Your online dietician will see you now


Weight loss may begin in the doctor's office, but new research suggests that online programs can be quite effective, too.

A study published in the American Journal of Preventive Medicine found that patients enrolled in the e-Care Heart Wellness project were more likely to have lost 10 pounds in six months if they had secure access to a dietitian than if they only received information and usual care.

"One patient said, 'It's like having a dietitian in your pocket,'" said Beverly B. Green, M.D., MPH, a family doctor at Group Health, an associate investigator at Group Health Research Institute, and an assistant clinical professor in family medicine at the University of Washington School of Medicine. "The patients really loved this intervention – and having access to a dietitian to work with them toward a healthier lifestyle."

E-care associated with better health outcomes

Patients who were part of the intervention group that received access to a dietitian were also given a home blood pressure monitor, a scale, and a pedometer. Working with the dietitian, they created a diet and lifestyle plan to help reduce their cardiovascular and metabolic risk factors.

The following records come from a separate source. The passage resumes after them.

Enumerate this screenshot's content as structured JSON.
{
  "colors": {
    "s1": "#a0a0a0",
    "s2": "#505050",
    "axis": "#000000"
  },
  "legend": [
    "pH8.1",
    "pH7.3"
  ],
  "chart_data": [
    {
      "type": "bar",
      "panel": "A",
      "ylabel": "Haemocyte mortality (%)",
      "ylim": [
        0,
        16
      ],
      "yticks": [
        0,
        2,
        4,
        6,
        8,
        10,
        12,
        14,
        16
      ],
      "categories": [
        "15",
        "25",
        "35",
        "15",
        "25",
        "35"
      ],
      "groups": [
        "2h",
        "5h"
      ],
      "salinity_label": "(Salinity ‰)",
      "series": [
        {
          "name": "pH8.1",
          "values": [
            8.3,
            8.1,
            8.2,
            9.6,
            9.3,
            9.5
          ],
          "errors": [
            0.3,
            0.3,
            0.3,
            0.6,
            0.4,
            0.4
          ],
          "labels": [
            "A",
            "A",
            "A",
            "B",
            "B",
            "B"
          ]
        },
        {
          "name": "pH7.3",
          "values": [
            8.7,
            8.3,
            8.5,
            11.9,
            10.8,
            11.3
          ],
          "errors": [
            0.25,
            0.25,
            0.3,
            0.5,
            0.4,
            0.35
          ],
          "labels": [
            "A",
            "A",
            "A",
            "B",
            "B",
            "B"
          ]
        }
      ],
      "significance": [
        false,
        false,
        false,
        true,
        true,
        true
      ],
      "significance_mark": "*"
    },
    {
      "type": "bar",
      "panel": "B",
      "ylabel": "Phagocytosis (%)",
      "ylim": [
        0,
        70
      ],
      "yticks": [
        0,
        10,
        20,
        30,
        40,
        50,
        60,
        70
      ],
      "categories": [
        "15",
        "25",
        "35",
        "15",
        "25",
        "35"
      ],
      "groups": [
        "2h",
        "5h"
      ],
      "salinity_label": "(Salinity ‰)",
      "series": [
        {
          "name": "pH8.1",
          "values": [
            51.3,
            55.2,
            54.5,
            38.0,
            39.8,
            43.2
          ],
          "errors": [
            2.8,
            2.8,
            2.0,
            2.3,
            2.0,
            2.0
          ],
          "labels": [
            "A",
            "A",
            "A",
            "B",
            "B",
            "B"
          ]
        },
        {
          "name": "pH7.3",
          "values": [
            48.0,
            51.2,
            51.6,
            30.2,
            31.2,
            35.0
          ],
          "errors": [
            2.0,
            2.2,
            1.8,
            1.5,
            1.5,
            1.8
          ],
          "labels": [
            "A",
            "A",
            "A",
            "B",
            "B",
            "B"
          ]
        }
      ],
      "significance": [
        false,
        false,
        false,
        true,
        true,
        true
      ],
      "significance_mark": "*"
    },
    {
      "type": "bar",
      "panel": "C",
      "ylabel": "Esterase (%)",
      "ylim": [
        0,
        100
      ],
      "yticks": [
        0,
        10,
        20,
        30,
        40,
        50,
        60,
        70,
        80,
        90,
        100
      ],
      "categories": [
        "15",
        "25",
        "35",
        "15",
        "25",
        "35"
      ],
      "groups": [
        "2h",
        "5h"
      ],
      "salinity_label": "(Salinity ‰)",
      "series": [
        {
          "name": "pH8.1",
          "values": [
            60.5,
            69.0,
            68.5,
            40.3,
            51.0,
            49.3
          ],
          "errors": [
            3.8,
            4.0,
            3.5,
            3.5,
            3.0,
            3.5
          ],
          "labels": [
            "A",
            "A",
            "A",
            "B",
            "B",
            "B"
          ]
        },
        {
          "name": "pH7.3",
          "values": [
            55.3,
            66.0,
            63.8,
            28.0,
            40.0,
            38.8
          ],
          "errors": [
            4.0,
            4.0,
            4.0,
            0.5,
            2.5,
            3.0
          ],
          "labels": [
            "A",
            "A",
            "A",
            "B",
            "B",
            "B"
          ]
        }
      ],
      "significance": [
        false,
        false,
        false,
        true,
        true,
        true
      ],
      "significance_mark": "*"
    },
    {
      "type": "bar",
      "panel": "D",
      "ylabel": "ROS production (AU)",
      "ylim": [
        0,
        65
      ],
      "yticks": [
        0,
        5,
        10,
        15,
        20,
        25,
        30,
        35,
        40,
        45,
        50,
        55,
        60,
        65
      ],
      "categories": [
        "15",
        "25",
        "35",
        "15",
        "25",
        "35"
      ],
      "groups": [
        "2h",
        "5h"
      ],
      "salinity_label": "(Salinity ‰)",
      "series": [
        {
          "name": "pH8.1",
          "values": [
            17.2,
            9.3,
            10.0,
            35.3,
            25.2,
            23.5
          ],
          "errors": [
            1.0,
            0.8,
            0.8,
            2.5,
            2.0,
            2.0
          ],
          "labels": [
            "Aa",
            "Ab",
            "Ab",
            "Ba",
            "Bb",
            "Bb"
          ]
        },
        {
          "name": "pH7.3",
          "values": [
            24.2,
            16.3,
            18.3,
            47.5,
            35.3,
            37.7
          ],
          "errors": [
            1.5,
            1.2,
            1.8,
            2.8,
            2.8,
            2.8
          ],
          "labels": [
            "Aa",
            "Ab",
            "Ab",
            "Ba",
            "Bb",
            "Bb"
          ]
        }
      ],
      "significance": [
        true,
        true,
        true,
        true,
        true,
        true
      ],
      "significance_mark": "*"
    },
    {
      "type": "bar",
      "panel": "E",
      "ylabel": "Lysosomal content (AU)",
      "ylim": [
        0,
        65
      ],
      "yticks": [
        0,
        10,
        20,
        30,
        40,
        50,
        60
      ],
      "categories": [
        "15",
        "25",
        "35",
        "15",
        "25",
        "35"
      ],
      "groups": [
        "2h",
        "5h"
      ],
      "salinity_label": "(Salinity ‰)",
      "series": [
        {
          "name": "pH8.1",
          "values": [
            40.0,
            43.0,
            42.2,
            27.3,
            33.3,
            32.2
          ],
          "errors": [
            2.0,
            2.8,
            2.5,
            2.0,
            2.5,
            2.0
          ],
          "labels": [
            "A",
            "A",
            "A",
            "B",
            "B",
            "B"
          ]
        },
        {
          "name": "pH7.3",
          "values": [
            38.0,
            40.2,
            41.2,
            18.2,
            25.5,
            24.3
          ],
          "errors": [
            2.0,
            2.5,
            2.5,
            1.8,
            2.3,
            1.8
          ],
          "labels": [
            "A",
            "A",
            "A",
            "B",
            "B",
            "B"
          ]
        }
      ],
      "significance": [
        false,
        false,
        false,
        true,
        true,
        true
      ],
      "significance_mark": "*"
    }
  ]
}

The dietitian visits were followed up by secure messaging through a website to report their weight, blood pressure and diet. The patients received ongoing feedback from the dietitians and doctors when they got off track or needed to make changes that would better serve their health.

Dietitian "e-care" was associated with better health outcomes and patient satisfaction than those reported in the group receiving usual care.

"Heart disease and stroke are the number one cause of death in the United States, but they don't have to be," said Green. "If people had better control of their heart risk factors such as blood pressure and cholesterol, and we could prevent or decrease obesity, we could cut the number of heart deaths in half."

Previous research from Green also showed that e-care helped patients better manage their blood pressure than office visits.

The next step, she said, is more research.

"We're planning a larger randomized controlled trial, where we will tailor the e-care for the patients who have hypertension," said Green. "We'll pair each patient with either a pharmacist or a dietitian, depending on their individual needs."